The venous blood in the lower Vertebrata is submitted to the depurating influence of the kidneys; but in the higher Vertebrata these de-azotising glands (k) are supplied exclusively by arteries. A part of the venous blood in all Vertebrata circulates through the liver, as through a second and subordinate lung, before it finally reaches the heart.

The system for perpetuating the species is not complete in any Vertebrated animal; that is, the generative organs are divided between two individuals, there being no natural Hermaphrodite in this sub-kingdom. Every Vertebrate embryo soon takes on its special and determinate sexual character, and ends a perfect male or perfect female -a fertiliser or a producer.
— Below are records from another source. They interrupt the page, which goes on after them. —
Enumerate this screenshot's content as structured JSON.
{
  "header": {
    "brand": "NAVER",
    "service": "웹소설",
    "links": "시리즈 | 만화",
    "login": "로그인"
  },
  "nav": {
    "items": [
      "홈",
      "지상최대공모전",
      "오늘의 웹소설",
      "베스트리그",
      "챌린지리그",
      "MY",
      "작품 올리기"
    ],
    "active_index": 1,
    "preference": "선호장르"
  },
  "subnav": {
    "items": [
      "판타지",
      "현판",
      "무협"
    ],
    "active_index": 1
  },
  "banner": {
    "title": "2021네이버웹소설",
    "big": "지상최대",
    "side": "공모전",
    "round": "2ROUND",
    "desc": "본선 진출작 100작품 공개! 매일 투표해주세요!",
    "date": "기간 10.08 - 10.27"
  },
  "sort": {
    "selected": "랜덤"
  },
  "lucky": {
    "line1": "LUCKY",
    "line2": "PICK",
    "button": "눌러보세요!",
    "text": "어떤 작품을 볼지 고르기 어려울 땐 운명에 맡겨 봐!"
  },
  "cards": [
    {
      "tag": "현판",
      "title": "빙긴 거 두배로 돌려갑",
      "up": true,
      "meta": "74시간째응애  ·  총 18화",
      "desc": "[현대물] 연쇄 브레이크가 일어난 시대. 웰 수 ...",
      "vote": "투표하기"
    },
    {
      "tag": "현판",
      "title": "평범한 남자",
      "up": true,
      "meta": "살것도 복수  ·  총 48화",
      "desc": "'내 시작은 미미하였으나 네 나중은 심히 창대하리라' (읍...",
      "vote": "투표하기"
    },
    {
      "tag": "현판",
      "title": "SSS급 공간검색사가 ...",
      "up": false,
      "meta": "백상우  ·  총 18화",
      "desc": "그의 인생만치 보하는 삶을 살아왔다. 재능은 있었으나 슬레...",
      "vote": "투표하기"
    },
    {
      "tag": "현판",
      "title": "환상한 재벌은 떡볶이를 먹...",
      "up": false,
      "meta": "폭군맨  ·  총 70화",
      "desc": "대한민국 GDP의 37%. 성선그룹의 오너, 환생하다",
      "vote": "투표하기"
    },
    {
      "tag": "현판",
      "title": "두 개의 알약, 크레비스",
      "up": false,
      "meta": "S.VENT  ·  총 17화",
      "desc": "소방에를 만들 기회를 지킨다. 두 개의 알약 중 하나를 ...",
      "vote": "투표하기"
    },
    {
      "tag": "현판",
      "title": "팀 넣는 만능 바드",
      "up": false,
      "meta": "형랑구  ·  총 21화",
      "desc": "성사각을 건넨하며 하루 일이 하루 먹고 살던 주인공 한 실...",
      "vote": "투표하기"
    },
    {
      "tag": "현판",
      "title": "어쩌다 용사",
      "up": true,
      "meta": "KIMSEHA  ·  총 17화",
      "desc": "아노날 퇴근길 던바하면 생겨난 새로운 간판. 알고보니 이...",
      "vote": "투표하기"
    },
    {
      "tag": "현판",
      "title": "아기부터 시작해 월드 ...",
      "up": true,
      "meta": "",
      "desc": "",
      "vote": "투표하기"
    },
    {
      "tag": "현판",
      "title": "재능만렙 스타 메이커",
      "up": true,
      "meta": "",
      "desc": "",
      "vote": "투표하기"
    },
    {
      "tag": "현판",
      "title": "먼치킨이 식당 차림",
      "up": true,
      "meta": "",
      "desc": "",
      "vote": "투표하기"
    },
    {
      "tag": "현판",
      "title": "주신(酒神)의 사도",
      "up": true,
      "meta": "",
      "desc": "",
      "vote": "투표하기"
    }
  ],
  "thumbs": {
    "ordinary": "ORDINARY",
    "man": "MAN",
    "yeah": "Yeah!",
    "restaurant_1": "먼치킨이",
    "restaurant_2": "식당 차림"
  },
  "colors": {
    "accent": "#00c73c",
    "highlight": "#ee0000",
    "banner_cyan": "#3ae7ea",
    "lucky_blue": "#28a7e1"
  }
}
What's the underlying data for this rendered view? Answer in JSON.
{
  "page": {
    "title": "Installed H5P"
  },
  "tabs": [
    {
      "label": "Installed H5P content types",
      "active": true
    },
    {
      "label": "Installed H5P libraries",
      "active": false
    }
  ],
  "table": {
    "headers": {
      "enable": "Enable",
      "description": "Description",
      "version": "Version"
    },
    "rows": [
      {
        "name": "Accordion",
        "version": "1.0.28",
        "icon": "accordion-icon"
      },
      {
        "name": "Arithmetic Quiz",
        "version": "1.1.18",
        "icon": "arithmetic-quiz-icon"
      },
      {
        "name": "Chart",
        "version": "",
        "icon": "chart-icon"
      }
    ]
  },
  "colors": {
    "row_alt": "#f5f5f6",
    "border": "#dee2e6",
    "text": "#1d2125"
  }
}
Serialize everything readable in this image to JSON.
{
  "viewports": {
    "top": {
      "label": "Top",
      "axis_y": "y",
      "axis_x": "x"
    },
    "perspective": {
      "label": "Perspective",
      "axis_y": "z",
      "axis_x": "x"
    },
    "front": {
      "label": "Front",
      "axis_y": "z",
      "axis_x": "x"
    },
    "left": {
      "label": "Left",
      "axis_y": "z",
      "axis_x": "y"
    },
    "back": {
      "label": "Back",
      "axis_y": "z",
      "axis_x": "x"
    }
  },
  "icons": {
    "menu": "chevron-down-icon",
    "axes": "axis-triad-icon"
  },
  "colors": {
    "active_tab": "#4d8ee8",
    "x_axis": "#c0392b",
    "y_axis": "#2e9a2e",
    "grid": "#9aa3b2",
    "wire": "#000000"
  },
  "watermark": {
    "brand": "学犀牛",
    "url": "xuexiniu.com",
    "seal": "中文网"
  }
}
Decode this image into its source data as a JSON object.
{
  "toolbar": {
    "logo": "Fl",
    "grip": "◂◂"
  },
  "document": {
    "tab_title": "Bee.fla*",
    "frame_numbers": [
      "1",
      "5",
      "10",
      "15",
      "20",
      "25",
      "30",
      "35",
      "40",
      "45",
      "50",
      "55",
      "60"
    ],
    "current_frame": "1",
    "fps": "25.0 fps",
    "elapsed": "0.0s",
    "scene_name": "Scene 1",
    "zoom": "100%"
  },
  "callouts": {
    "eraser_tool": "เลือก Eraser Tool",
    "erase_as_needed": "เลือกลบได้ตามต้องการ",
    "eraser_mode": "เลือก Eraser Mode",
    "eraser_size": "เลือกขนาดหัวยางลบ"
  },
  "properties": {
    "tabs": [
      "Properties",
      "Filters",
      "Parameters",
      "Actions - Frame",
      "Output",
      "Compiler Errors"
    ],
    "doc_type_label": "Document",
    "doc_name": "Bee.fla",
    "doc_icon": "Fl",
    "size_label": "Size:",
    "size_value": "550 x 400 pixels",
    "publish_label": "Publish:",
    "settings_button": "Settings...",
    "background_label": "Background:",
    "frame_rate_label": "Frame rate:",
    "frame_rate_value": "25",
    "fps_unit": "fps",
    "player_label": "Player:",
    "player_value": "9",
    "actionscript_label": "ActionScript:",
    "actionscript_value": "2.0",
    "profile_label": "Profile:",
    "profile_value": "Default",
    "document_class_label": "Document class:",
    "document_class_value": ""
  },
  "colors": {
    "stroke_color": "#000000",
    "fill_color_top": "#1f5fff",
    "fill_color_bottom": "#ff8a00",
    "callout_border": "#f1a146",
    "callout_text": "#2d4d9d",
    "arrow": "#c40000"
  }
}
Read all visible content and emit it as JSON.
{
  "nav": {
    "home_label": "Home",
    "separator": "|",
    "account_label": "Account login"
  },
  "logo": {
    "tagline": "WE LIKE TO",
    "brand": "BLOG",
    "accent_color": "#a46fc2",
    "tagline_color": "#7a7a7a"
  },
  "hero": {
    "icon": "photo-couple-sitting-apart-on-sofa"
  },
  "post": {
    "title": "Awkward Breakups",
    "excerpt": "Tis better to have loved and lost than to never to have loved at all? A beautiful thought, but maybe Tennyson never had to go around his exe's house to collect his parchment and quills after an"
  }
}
The instinctive sense of dependence upon another, manifested by the impulse to seek out a mate, which impulse, even in fishes, is sometimes so irresistible that they throw themselves on shore in the pursuit,this first step in the supercession of the lower and more general law of individual or self preservation, although not first introduced at the Vertebrate stage of the animal series, is never departed from after that stage has been gained. To this sexual relation is next added a self-sacrificing impulse of a higher kind, viz. the parental instinct. As we rise in the survey of Vertebrate phenomena, we see the entire devotion of self to offspring in the patient incubation of the bird, in the unwearied exertions of the Swift or the Hawk to obtain food for their callow brood when hatched; in the bold demonstration which the Hen, at other times so timid, will make to repel threatened attacks against her cowering young.